Trinity Church and Wall Street

Bertram Hartman

Brooklyn Museum photograph

Object Label

Skyscrapers loom above older buildings, planes fly overhead, and people crowd the sidewalks in this dramatic bird’seye view of Manhattan’s Wall Street. Bertram Hartman’s meaning may not be quite so straightforward, however. He painted Trinity Church and Wall Street in the year of a great stock market crash that devastated the nation’s economy. By showing the gothic spires of Trinity Church overshadowed by skyscrapers, Hartman may have intended his viewers to contemplate the relationship between spiritual and material needs in modern life.

Caption

Bertram Hartman (American, 1882–1960). Trinity Church and Wall Street, 1929. Oil on canvas, 50 x 30in. (127 x 76.2cm) frame: 55 1/2 x 35 1/2 x 2 in. (141 x 90.2 x 5.1 cm). Brooklyn Museum, John B. Woodward Memorial Fund, 30.1109. (Photo: Brooklyn Museum)

Gallery

Not on view

Collection

American Art

Title

Trinity Church and Wall Street

Date

1929

Medium

Oil on canvas

Classification

Painting

Dimensions

50 x 30in. (127 x 76.2cm) frame: 55 1/2 x 35 1/2 x 2 in. (141 x 90.2 x 5.1 cm)

Credit Line

John B. Woodward Memorial Fund

Accession Number

30.1109

Frequent Art Questions

  • I am wondering if you can tell me a little about this artist. What was his background? Did he have any known political or spiritual beliefs?

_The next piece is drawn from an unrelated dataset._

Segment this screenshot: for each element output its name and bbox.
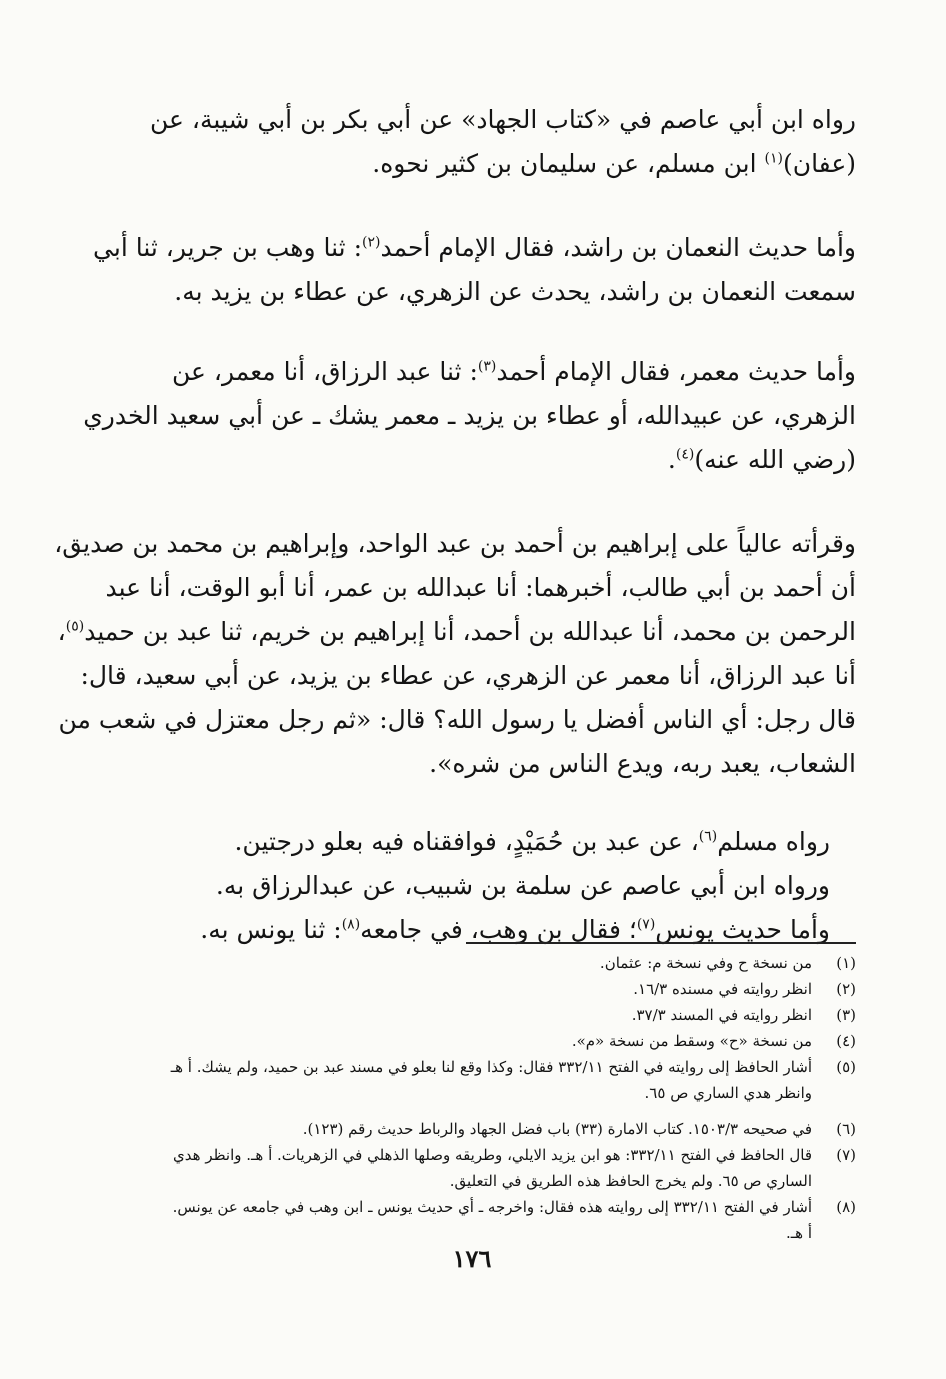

    Bertram Hartman was an American painter who was born in Kansas and studied in Chicago, Munich and Paris. He spent much of his career in New York. His work is now held in many collections around the world, including Brooklyn Museum, the Metropolitan Museum of Art, and the Whitney. I'm sorry, though, my colleagues and I don't know anything about his religion.
    Many artists in the 1920s liked to paint this particular scene because it included different types of architecture that reminded them how New York City was changing at the time.
    It definitely shows the friction between old New York and new New York, in architectural terms -- the older Trinity Church and the newer skyscrapers with their "stepped" upper levels. He also painted the Brooklyn Bridge, a famous architectural symbol of modernity!